The United States is appealing for calm and respect for constitutional processes in Venezuela, where the country's supreme court is nearing a decision on whether to put on trial four officers linked to the April military uprising that briefly unseated President Hugo Chavez.
The supreme court deliberations, on whether four senior officers will be tried on rebellion charges, have touched off heated political debate between supporters and opponents of President Chavez and brought out a heavy security presence on the streets of Caracas.
U.S. officials are watching the situation with concern given the violence that accompanied the overthrow attempt in April. At a briefing here, State Department spokesman Philip Reeker urged Venezuelans of all political persuasions to respect constitutional order.

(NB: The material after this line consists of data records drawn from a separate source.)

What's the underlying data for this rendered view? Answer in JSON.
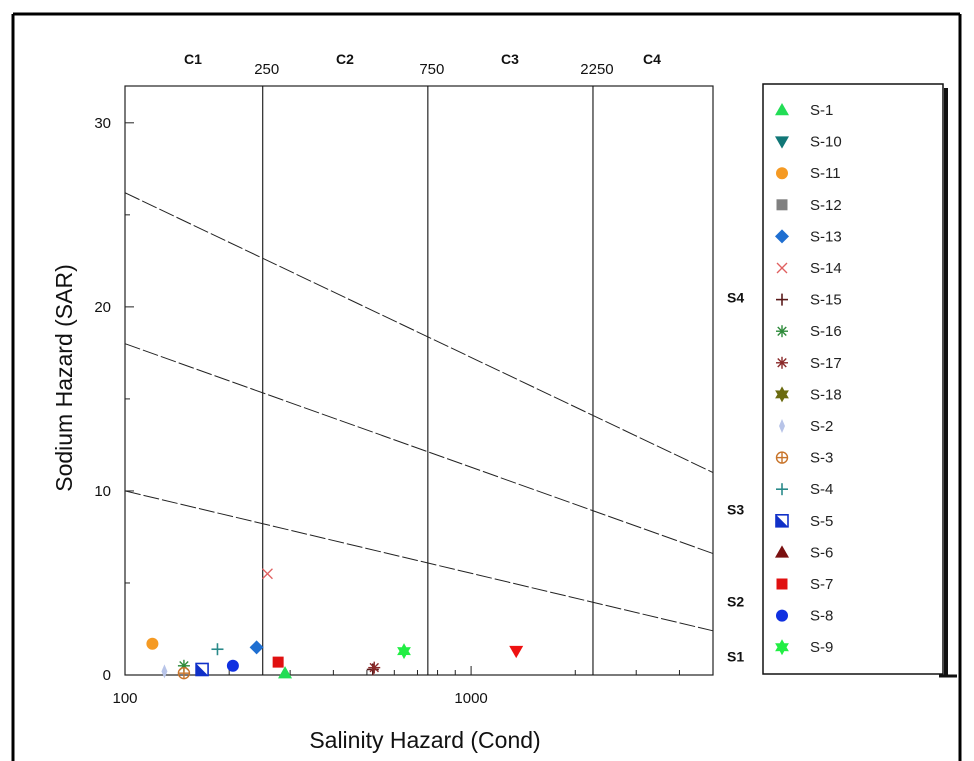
{
  "chart_data": {
    "type": "scatter",
    "xlabel": "Salinity Hazard (Cond)",
    "ylabel": "Sodium Hazard (SAR)",
    "x_scale": "log",
    "xlim": [
      100,
      5000
    ],
    "ylim": [
      0,
      32
    ],
    "x_ticks": [
      {
        "value": 100,
        "label": "100"
      },
      {
        "value": 1000,
        "label": "1000"
      }
    ],
    "y_ticks": [
      {
        "value": 0,
        "label": "0"
      },
      {
        "value": 10,
        "label": "10"
      },
      {
        "value": 20,
        "label": "20"
      },
      {
        "value": 30,
        "label": "30"
      }
    ],
    "salinity_classes": [
      {
        "label": "C1",
        "from": 100,
        "to": 250
      },
      {
        "label": "C2",
        "from": 250,
        "to": 750
      },
      {
        "label": "C3",
        "from": 750,
        "to": 2250
      },
      {
        "label": "C4",
        "from": 2250,
        "to": 5000
      }
    ],
    "salinity_boundaries": [
      {
        "value": 250,
        "label": "250"
      },
      {
        "value": 750,
        "label": "750"
      },
      {
        "value": 2250,
        "label": "2250"
      }
    ],
    "sodium_class_lines": [
      {
        "p1": [
          100,
          10
        ],
        "p2": [
          5000,
          2.4
        ]
      },
      {
        "p1": [
          100,
          18
        ],
        "p2": [
          5000,
          6.6
        ]
      },
      {
        "p1": [
          100,
          26.2
        ],
        "p2": [
          5000,
          11
        ]
      }
    ],
    "sodium_classes": [
      {
        "label": "S4",
        "y": 20.5
      },
      {
        "label": "S3",
        "y": 9.0
      },
      {
        "label": "S2",
        "y": 4.0
      },
      {
        "label": "S1",
        "y": 1.0
      }
    ],
    "legend_position": "right",
    "series": [
      {
        "name": "S-1",
        "marker": "triangle-up",
        "color": "#22dd55",
        "x": 290,
        "y": 0.1
      },
      {
        "name": "S-10",
        "marker": "triangle-down",
        "color": "#117777",
        "x": null,
        "y": null
      },
      {
        "name": "S-11",
        "marker": "circle",
        "color": "#f59a23",
        "x": 120,
        "y": 1.7
      },
      {
        "name": "S-12",
        "marker": "square",
        "color": "#808080",
        "x": null,
        "y": null
      },
      {
        "name": "S-13",
        "marker": "diamond",
        "color": "#1f6fd1",
        "x": 240,
        "y": 1.5
      },
      {
        "name": "S-14",
        "marker": "x",
        "color": "#e06060",
        "x": 258,
        "y": 5.5
      },
      {
        "name": "S-15",
        "marker": "plus",
        "color": "#5a1a1a",
        "x": 520,
        "y": 0.3
      },
      {
        "name": "S-16",
        "marker": "asterisk",
        "color": "#2e8b3a",
        "x": 148,
        "y": 0.5
      },
      {
        "name": "S-17",
        "marker": "asterisk",
        "color": "#8b2a2a",
        "x": 525,
        "y": 0.4
      },
      {
        "name": "S-18",
        "marker": "star",
        "color": "#6b6b10",
        "x": null,
        "y": null
      },
      {
        "name": "S-2",
        "marker": "thin-diamond",
        "color": "#b8c4e8",
        "x": 130,
        "y": 0.2
      },
      {
        "name": "S-3",
        "marker": "circle-plus",
        "color": "#c8742a",
        "x": 148,
        "y": 0.1
      },
      {
        "name": "S-4",
        "marker": "plus",
        "color": "#2a8a8a",
        "x": 185,
        "y": 1.4
      },
      {
        "name": "S-5",
        "marker": "half-square",
        "color": "#1030c8",
        "x": 167,
        "y": 0.3
      },
      {
        "name": "S-6",
        "marker": "triangle-up",
        "color": "#7a1010",
        "x": null,
        "y": null
      },
      {
        "name": "S-7",
        "marker": "square",
        "color": "#e01010",
        "x": 277,
        "y": 0.7
      },
      {
        "name": "S-8",
        "marker": "circle",
        "color": "#1030e0",
        "x": 205,
        "y": 0.5
      },
      {
        "name": "S-9",
        "marker": "star",
        "color": "#22ee44",
        "x": 640,
        "y": 1.3
      }
    ],
    "extra_points": [
      {
        "marker": "triangle-down",
        "color": "#ee1111",
        "x": 1350,
        "y": 1.3
      }
    ]
  }
}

"Our policy is quite clear about the need to follow constitutional order in Venezuela, the important need for dialogue and reconciliation nationally, to do all of this peacefully and once again within the constitutional order, which will benefit all the people of Venezuela and strengthen the Venezuelan democracy if they follow that."
The U.S. embassy in Caracas earlier issued a warning to American citizens in Venezuela about the possibility of political unrest, advising them to avoid demonstrations and rallies and to monitor local newscasts for signs of "changed circumstances."
Officials here described the notice as a routine precaution, and dismissed a published suggestion that the warning anticipated another attempt to overthrow the President.
Mr. Chavez, a populist former military officer, has been a strong critic of U.S. foreign policy and has drawn Bush administration criticism for among other things his ties with Cuban President Fidel Castro and visits two years ago to Iraq and Iran.
The Venezuelan president has alleged that U.S. officials had contacts with rebellious officers at key moments in the April uprising that put him out of power for two days.
The United States has denied any improper role, with the State Department last month releasing the findings of an internal investigation that cleared U.S. diplomats of any misconduct and asserted that they discouraged unconstitutional moves against Mr. Chavez.